The Houston ISD school board recently passed a measure to spend more meeting time discussing student outcomes. This policy measure – which has taken months to pass – is an obvious step in the right direction, but the fact that three trustees opposed it reveals how far our district still has to go. It is no secret that several trustees will oppose any policy measure that comes from the state, simply because it comes from the state. There are a range of issues that allow people of good will to disagree, but a laser-focus on kids should not be one of them in making policy for a school district. While a focus (in terms of time spent) on student outcome goals is a mandate from the state-appointed conservator, it is also a basic tenant of good governance. This should be a no-brainer for those leading the school district, but we have gotten to a place where political posturing is more important than talking about whether or not kids are learning in our schools.
Some will say they don’t like the connection between student
outcomes and the STAAR, a standardized test that has taken up too much time and
space in Texas classrooms, but it should be noted that the school board has the
authority – according to state guidelines – to use other metrics for defining
“student outcomes,” as long as those metrics are measurable and offer real
information about what our children know and are able to do. It seems that some
members of this board aren’t interested in finding out whether or not we’re
meeting the academic needs of the children in this district.

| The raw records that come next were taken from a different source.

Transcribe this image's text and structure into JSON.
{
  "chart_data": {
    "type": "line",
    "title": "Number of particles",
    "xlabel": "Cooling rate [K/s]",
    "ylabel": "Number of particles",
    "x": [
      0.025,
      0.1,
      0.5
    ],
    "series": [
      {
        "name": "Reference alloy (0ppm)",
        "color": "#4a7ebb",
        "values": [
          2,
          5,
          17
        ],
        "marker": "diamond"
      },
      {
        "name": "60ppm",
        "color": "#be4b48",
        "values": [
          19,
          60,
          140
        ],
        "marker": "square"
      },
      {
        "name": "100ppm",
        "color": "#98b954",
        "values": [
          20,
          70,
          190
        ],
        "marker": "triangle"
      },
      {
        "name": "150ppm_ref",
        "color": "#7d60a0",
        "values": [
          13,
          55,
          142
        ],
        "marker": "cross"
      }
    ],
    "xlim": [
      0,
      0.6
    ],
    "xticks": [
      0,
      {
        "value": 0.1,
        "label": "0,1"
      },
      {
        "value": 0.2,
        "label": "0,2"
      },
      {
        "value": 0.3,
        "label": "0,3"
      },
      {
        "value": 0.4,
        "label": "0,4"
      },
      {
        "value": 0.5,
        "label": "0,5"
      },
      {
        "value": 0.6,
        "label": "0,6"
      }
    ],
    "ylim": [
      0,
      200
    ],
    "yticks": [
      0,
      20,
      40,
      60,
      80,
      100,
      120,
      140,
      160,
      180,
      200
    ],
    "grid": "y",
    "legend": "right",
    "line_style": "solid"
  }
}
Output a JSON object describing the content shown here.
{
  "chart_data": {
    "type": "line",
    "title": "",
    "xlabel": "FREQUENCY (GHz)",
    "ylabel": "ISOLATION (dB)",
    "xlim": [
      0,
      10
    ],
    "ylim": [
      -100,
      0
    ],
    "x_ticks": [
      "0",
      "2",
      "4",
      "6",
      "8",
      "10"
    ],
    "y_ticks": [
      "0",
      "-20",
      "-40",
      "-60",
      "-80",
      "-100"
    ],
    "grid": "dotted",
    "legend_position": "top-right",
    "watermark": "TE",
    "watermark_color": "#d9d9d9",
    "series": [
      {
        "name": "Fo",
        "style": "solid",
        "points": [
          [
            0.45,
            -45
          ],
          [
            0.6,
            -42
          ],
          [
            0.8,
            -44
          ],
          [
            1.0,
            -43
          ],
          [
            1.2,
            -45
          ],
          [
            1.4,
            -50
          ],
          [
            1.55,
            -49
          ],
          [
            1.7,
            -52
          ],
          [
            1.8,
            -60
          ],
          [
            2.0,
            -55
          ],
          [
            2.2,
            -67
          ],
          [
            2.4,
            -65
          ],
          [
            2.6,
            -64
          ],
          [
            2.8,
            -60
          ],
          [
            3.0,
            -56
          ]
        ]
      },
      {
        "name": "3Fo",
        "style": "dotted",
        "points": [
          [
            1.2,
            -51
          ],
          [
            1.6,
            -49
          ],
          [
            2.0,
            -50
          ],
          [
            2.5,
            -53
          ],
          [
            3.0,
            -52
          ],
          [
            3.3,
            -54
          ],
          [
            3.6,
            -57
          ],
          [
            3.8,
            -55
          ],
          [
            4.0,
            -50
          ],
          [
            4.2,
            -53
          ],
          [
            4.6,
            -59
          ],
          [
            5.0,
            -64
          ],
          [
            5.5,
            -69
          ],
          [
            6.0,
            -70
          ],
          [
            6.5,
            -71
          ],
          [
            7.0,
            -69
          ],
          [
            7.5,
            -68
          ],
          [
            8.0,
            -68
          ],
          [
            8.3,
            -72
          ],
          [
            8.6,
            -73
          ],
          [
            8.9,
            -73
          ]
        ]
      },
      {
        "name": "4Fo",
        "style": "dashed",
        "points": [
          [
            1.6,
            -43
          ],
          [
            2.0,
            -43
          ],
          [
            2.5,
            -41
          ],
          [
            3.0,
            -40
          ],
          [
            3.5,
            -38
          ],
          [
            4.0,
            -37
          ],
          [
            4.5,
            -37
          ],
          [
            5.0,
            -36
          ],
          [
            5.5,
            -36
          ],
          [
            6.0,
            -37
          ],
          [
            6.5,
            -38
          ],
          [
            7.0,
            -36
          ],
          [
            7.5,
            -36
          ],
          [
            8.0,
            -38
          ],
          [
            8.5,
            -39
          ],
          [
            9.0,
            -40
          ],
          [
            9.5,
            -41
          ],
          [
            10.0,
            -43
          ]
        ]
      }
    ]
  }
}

Another recent policy measure that sadly demonstrated some
trustees’ willingness to put politics before children was the vote to end the
contract with Teach for America (TFA) as a district vendor. Since 1991, Teach
for America has recruited potential teachers to apply to Houston ISD schools
through HISD’s alternative certification program. Principals pay the
organization out of their own school budgets for recruitment and ongoing
professional development, as they would for any other teacher – both traditionally
and alternatively certified. The controversy surrounding Teach for America
specifically is the result of entrenched political ideology and has very little
to do with HISD schools and students.
This decision only results in a smaller applicant pool and fewer options for principals. The district has hundreds of vacancies to fill in the next 10 weeks and sits in a state where over 50% of public school teachers enter the profession through alternative certification. Teach for America Houston has a long track record of recruiting and placing teachers in critical needs positions (Bilingual/ESL, STEM fields, etc.). To claim that the system is somehow improved by ending this option for principals – the people in the district who are most keenly aware of the needs of their schools and communities – is illogical at best. We face major problems in recruiting, developing, and properly compensating educators, and history has shown us that many of the aforementioned vacancies will remain unfilled and/or filled by teachers (likely alternatively certified) working outside their area of content expertise. Ending this long-term partnership does not help the district’s budget; it does not help school leaders, and it does not help kids.